In a parallel trend, orthogonal frequency division multiple access (OFDMA) has become the popular choice for air interface technology in future infrastructure wireless networks. The entire spectrum is divided into multiple carriers (sub-channels), leading to several physical layer and scheduling benefits. The two-hop network model coupled with OFDMA provides a multitude of diversity and spatial reuse gains such as:                (i) multi-user diversity: for a given sub-channel, different users experience different fading statistics, allowing us to pick a user with a larger gain;        (ii) channel diversity: sub-channels experiencing high gain could vary from one user to another, allowing for multiple users to be assigned their best channels in tandem;        (iii) cooperative diversity: relays can exploit wireless broadcast advantage to cooperate and improve the SNR (signal-noise ratio) at the intended receiver; and        (iv) spatial reuse: simultaneous transmissions on relay hop (BS-RS) and access hop (RS-MS) can be leveraged on the same channel as long as there is no mutual interference. Further, the two-hop nature with infrastructure support makes it possible to effectively leverage these gains, unlike in a large multi-hop setting.        

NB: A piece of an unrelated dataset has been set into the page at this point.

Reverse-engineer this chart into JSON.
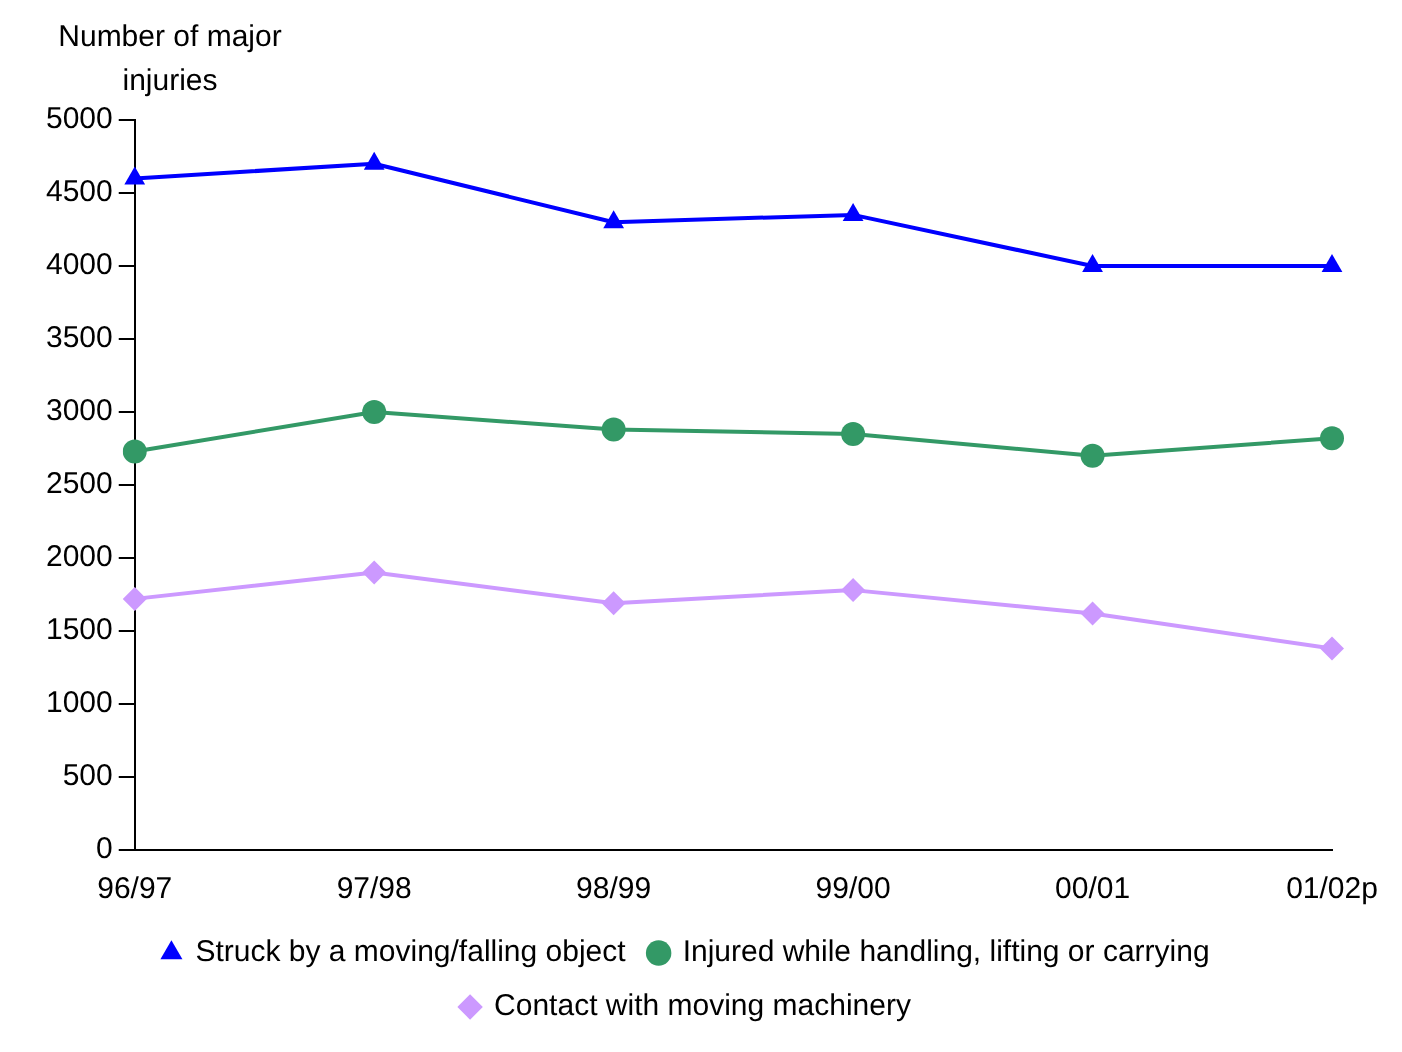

Relay-enabled wireless networks (e.g. WIMAX 802.16j) coupled with orthogonal frequency division multiple access (OFDMA) as the air interface technology represent an emerging trend in future wireless infrastructure deployments. With the growing popularity of mobile IPTV and location-based services, it becomes essential to jointly optimize future wireless systems for not only unicast but also multicast data. While the OFDM sub-channel structure allows flexible integration of heterogeneous traffic in the system, it also calls for more sophisticated, integrated scheduling solutions that take into account the two-hop nature of the system and efficiently leverage the available diversity and spatial reuse gains.